Mairéad foi até a sala da casa simples e ali estava ele: Morogh O'Ley, sentado calmamente num tamborete de três pernas. Ele ergueu os olhos quando a avistou e parecia um homem diferente; transformado.

- Amada esposa - ele disse, erguendo-se. - Vim pedir o seu perdão.

- Morogh... o que houve? - Indagou ela, surpresa.

- Eu passei por uma... experiência - declarou ele, de modo misterioso. - Vi coisas que nenhum outro homem jamais contemplou.

Mairéad aproximou-se do marido, cuidadosamente. Não sentiu cheiro de bebida.

- Eu não bebo nunca mais, Mairéad - declarou Morogh. - Estive em O'Brasil.

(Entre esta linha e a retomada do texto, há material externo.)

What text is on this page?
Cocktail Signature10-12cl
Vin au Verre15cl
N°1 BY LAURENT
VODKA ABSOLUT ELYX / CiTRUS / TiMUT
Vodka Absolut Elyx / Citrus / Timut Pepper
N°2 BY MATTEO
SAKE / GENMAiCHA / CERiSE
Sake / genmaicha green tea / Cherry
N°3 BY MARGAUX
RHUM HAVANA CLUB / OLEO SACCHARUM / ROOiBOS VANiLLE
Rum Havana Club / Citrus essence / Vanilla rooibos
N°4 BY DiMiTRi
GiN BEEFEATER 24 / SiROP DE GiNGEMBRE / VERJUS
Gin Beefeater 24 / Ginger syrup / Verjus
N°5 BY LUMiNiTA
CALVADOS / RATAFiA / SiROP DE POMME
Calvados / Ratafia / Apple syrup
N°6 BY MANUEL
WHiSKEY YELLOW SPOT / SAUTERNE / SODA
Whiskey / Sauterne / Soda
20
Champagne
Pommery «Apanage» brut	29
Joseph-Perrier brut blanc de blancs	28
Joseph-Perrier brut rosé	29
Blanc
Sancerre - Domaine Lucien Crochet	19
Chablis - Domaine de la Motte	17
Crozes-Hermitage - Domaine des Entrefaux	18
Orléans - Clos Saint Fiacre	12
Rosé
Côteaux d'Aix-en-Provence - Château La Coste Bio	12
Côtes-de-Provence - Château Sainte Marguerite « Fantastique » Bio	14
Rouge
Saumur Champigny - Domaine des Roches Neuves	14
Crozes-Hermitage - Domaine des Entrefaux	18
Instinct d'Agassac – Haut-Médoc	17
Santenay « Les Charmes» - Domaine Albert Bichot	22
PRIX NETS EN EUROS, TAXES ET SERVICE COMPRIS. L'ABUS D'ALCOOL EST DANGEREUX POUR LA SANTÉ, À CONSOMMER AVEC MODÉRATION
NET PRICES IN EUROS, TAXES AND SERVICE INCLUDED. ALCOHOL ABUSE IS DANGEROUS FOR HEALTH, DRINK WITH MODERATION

- O'Brasil... a ilha mágica? - Indagou a mulher, incrédula.

- Essa mesma. Parece loucura, mas fui levado por dois homens numa carruagem... - ia acrescentar "aérea", mas não queria que o relato parecesse ainda mais louco do que já era. - Disseram que me conheciam e que iriam me ensinar um meio de sairmos dessa miséria em que caímos depois que confiscaram nossos bens.

Mairéad apenas balançava a cabeça, sem saber o que dizer.

- Me deram isto - apanhou a bolsa de viagem e dali retirou um manuscrito com páginas de pergaminho.

- Eu não sei ler, você sabe - replicou a mulher.

- É um compêndio médico - explicou ele. - Um livro que reúne todos os conhecimentos da medicina dos antigos! Está escrito em irlandês e latim... os homens de O'Brasil falam latim.

- Certo, entendi - replicou Mairéad. - Mas você não é médico! O que vai fazer com esse livro?

- Mulher, você não entendeu? Com este livro, eu vou poder trabalhar como médico!

E com o manuscrito presenteado pelos viajantes de O'Brasil, Morogh O'Ley e esposa mudaram-se para o porto de Galway, onde ele começou a praticar a medicina. E aos que questionavam a sua falta de conhecimento formal, ele contava a história do seu contato imediato do terceiro grau com os habitantes de O'Brasil.